Century Media
www.myspace.com/samadhimd
Added December 21, 2008
Samadhi hails from Maryland bringing a sometimes unusual mixture of metal music. According to their own self-definition, they combine 'the speed and aggression of modern thrash with the finesse of melodic Euro-metal' (whatever that is). The former elements are immediately distinguishable throughout with one listen. As for the latter, depending upon how the define both finesse and Euro-metal, this may be more difficult to identify.
Essentially, what you have on Incandescence is both deriviative and slightly novel American metalcore. It's deriviative because they do nothing different than their peers: thrashy, heavy riffs and little lead guitar work, death/dirty vocal screaming mixed with some obligatory clean vocals: same sh*t, different band. The dirty vocals are, as usual, so monotonous and predictable to become annoying after only two songs. This thread is found from beginning to end, but is mostly present from 'Ashes Of Yesterday' to the closer 'Catastrophe.' Generally, except for brief moments escaping metalcore and some zippy, but brief, fret work on several songs, you can ignore 60% of this album.

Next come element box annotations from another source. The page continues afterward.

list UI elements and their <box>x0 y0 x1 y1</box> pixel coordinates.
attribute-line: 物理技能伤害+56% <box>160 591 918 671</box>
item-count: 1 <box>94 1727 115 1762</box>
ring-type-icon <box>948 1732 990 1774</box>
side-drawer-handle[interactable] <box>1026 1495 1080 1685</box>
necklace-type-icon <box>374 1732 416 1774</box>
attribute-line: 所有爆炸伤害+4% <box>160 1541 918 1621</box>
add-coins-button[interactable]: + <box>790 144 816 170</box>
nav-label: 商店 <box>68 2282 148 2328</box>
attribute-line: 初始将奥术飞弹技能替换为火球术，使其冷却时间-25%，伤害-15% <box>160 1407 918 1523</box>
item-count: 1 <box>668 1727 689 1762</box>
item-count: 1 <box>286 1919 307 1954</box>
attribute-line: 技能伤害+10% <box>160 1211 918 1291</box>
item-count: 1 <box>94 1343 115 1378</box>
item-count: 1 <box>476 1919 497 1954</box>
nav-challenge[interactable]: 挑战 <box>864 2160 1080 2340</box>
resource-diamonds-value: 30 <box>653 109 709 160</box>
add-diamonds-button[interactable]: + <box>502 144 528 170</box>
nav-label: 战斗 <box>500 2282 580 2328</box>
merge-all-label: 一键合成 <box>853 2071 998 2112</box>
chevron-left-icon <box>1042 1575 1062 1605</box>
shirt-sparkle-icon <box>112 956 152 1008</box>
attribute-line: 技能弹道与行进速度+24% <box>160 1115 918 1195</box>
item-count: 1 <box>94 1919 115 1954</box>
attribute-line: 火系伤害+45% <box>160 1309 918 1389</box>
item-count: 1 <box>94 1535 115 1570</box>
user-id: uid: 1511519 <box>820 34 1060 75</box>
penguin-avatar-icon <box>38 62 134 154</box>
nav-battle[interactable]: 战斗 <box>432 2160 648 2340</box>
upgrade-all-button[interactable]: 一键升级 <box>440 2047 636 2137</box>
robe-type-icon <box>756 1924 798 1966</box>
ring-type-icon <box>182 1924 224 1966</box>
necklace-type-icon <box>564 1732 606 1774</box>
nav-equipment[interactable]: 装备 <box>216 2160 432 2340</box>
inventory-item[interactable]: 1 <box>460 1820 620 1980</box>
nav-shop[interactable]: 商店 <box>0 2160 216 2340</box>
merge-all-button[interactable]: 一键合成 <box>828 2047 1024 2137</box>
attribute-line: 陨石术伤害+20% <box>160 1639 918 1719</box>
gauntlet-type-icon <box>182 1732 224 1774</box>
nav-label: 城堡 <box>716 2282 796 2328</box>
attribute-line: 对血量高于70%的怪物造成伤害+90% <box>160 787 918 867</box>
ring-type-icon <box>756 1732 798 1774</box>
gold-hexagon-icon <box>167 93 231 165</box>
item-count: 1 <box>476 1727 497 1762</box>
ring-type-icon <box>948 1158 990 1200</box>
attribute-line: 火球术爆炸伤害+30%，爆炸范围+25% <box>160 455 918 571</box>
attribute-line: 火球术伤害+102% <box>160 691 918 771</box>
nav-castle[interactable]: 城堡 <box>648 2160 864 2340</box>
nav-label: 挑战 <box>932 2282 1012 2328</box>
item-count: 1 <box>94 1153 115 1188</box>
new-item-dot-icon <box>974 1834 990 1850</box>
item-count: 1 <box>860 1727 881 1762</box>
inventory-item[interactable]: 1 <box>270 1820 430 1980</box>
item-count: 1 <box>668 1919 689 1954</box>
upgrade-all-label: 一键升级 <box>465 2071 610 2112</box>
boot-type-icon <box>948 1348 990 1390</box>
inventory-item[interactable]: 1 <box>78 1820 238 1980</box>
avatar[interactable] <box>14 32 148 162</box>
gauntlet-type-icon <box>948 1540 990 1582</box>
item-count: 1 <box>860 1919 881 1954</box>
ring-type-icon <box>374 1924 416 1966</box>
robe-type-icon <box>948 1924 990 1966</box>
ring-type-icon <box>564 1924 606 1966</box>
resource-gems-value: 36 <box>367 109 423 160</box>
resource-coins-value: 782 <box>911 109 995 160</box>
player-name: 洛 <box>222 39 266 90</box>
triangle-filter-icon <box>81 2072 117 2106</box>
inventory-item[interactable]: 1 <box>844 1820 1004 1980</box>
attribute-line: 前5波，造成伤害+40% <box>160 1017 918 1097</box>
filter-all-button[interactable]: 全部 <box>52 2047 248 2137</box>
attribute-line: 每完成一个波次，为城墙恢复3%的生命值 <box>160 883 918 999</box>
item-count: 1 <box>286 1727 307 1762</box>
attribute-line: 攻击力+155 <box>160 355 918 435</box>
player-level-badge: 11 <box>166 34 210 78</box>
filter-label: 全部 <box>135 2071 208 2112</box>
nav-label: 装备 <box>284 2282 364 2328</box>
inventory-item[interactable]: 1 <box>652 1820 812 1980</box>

What's a bit more novel is the inclusion of some interesting and quirky synth work, some recognizable melody throughout, and some rather impressive, yet short, guitar solos. (This may be where their allusions to Euro-metal come in when they pursue more melodic heavy metal.) This motif comes at the beginning of the work beginning with 'Sea Of Agony' and ending with the title track. Of these, stick with 'Sea Of Agony,' Forever Never Lasts' and the quite impressive 'Abandon All Hope' for Samadhi's best and most creative work.

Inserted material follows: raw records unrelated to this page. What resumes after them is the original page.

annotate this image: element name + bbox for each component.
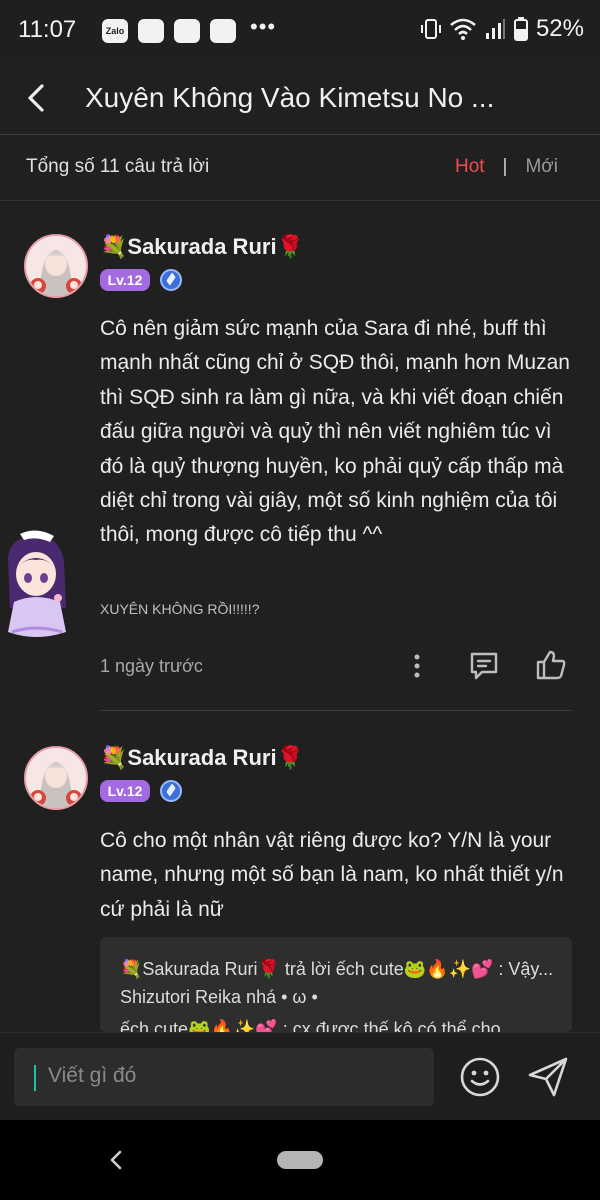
avatar-image xyxy=(26,748,86,808)
chapter-tag[interactable]: XUYÊN KHÔNG RỒI!!!!!? xyxy=(100,601,259,617)
avatar[interactable] xyxy=(24,746,88,810)
send-icon[interactable] xyxy=(526,1055,572,1099)
notification-icon xyxy=(210,19,236,43)
screen: 11:07 Zalo ••• 52% Xuyên Không Vào Kimet… xyxy=(0,0,600,1200)
level-badge: Lv.12 xyxy=(100,269,150,291)
smiley-icon[interactable] xyxy=(458,1055,502,1099)
comment-text: Cô cho một nhân vật riêng được ko? Y/N l… xyxy=(100,829,564,921)
status-indicators: 52% xyxy=(420,15,584,43)
top-app-bar: Xuyên Không Vào Kimetsu No ... xyxy=(0,62,600,135)
zalo-notification-icon: Zalo xyxy=(102,19,128,43)
back-chevron-icon[interactable] xyxy=(22,80,54,116)
reply-count: Tổng số 11 câu trả lời xyxy=(26,156,210,177)
system-navigation-bar xyxy=(0,1120,600,1200)
more-vertical-icon[interactable] xyxy=(408,652,426,680)
notification-icon xyxy=(138,19,164,43)
username[interactable]: 💐Sakurada Ruri🌹 xyxy=(100,745,304,771)
username[interactable]: 💐Sakurada Ruri🌹 xyxy=(100,234,304,260)
input-placeholder: Viết gì đó xyxy=(48,1064,137,1087)
reply-preview-text: ếch cute🐸🔥✨💕 : cx được thế kô có thể cho xyxy=(120,1019,501,1032)
level-badge: Lv.12 xyxy=(100,780,150,802)
text-caret xyxy=(34,1065,36,1091)
comment-input[interactable]: Viết gì đó xyxy=(14,1048,434,1106)
wifi-icon xyxy=(450,18,476,40)
signal-icon xyxy=(485,19,505,39)
status-bar: 11:07 Zalo ••• 52% xyxy=(0,0,600,62)
ethereum-badge-icon xyxy=(160,269,182,291)
battery-percent: 52% xyxy=(535,15,584,42)
battery-icon xyxy=(513,17,528,41)
vibrate-icon xyxy=(420,19,441,39)
chibi-sticker-image xyxy=(8,530,66,637)
sort-hot-tab[interactable]: Hot xyxy=(455,156,485,178)
more-notifications-icon: ••• xyxy=(250,14,277,39)
comment-text: Cô nên giảm sức mạnh của Sara đi nhé, bu… xyxy=(100,317,570,547)
reply-preview-text: 💐Sakurada Ruri🌹 trả lời ếch cute🐸🔥✨💕 : V… xyxy=(120,959,554,1007)
sort-toggle: Hot | Mới xyxy=(455,156,558,178)
reply-preview[interactable]: 💐Sakurada Ruri🌹 trả lời ếch cute🐸🔥✨💕 : V… xyxy=(100,937,572,1032)
notification-icon xyxy=(174,19,200,43)
sort-separator: | xyxy=(502,156,508,177)
system-back-icon[interactable] xyxy=(106,1146,126,1174)
sort-new-tab[interactable]: Mới xyxy=(525,156,558,178)
replies-summary: Tổng số 11 câu trả lời Hot | Mới xyxy=(0,134,600,201)
status-time: 11:07 xyxy=(18,16,77,43)
home-pill[interactable] xyxy=(277,1151,323,1169)
avatar[interactable] xyxy=(24,234,88,298)
comment-icon[interactable] xyxy=(468,650,500,682)
avatar-image xyxy=(26,236,86,296)
ethereum-badge-icon xyxy=(160,780,182,802)
comment-composer: Viết gì đó xyxy=(0,1032,600,1121)
page-title: Xuyên Không Vào Kimetsu No ... xyxy=(85,82,495,113)
thumbs-up-icon[interactable] xyxy=(534,648,568,682)
comment-time: 1 ngày trước xyxy=(100,656,203,676)
comment-divider xyxy=(100,710,572,711)
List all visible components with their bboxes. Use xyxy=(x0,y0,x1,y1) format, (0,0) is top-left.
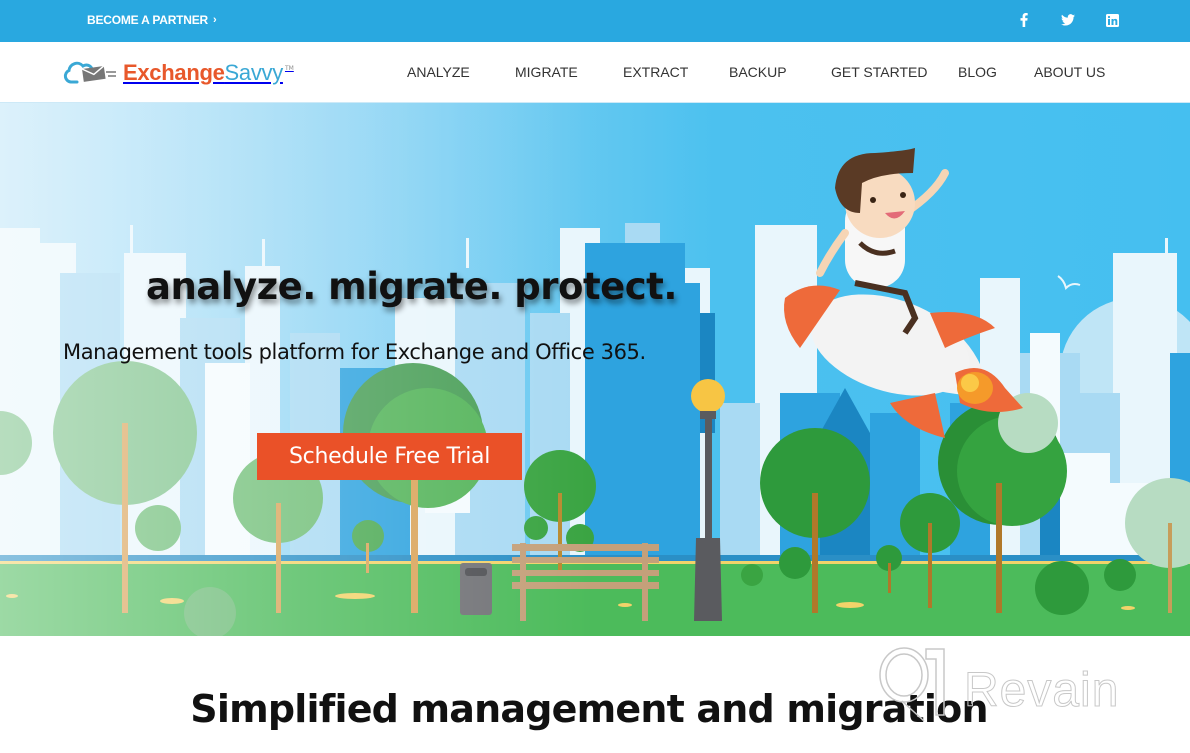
social-links xyxy=(1016,11,1120,29)
linkedin-link[interactable] xyxy=(1104,11,1120,29)
nav-about-us[interactable]: ABOUT US xyxy=(1034,64,1105,80)
hero-section: analyze. migrate. protect. Management to… xyxy=(0,103,1190,636)
linkedin-icon xyxy=(1105,13,1119,27)
chevron-right-icon: › xyxy=(213,14,217,26)
twitter-icon xyxy=(1061,14,1075,26)
nav-get-started[interactable]: GET STARTED xyxy=(831,64,927,80)
nav-migrate[interactable]: MIGRATE xyxy=(515,64,578,80)
hero-title: analyze. migrate. protect. xyxy=(146,265,677,308)
main-nav: ANALYZE MIGRATE EXTRACT BACKUP GET START… xyxy=(0,64,1190,84)
site-header: ExchangeSavvy TM ANALYZE MIGRATE EXTRACT… xyxy=(0,42,1190,103)
become-partner-label: BECOME A PARTNER xyxy=(87,13,209,27)
hero-subtitle: Management tools platform for Exchange a… xyxy=(63,340,646,364)
twitter-link[interactable] xyxy=(1060,11,1076,29)
schedule-free-trial-button[interactable]: Schedule Free Trial xyxy=(257,433,522,480)
section-title-text: Simplified management and migration xyxy=(190,687,988,731)
nav-blog[interactable]: BLOG xyxy=(958,64,997,80)
facebook-icon xyxy=(1020,13,1028,27)
nav-analyze[interactable]: ANALYZE xyxy=(407,64,470,80)
city-park-illustration xyxy=(0,148,1190,636)
facebook-link[interactable] xyxy=(1016,11,1032,29)
top-bar: BECOME A PARTNER › xyxy=(0,0,1190,42)
become-partner-link[interactable]: BECOME A PARTNER › xyxy=(87,13,217,27)
section-title: Simplified management and migration xyxy=(0,687,1190,731)
nav-extract[interactable]: EXTRACT xyxy=(623,64,688,80)
nav-backup[interactable]: BACKUP xyxy=(729,64,787,80)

Samadhi is on the right road on 'Incandescence' when they leave the slough of metalcore monotony and pursue melodic heavy metal with clean vocals, true heavy metal fret work, and solid melodic song arrangements. Otherwise, Samadhi is just another run-of-the-mill American metalcore band with a few tricks up their sleeves.
- Craig Hartranft
Samadhi is on the right road on Incandescence when they leave the slough of metalcore monotony and pursue melodic heavy metal with clean vocals, true heavy metal fret work, and solid melodic song arrangements. Otherwise, Samadhi is just another run-of-the-mill American metalcore band with a few tricks up their sleeves.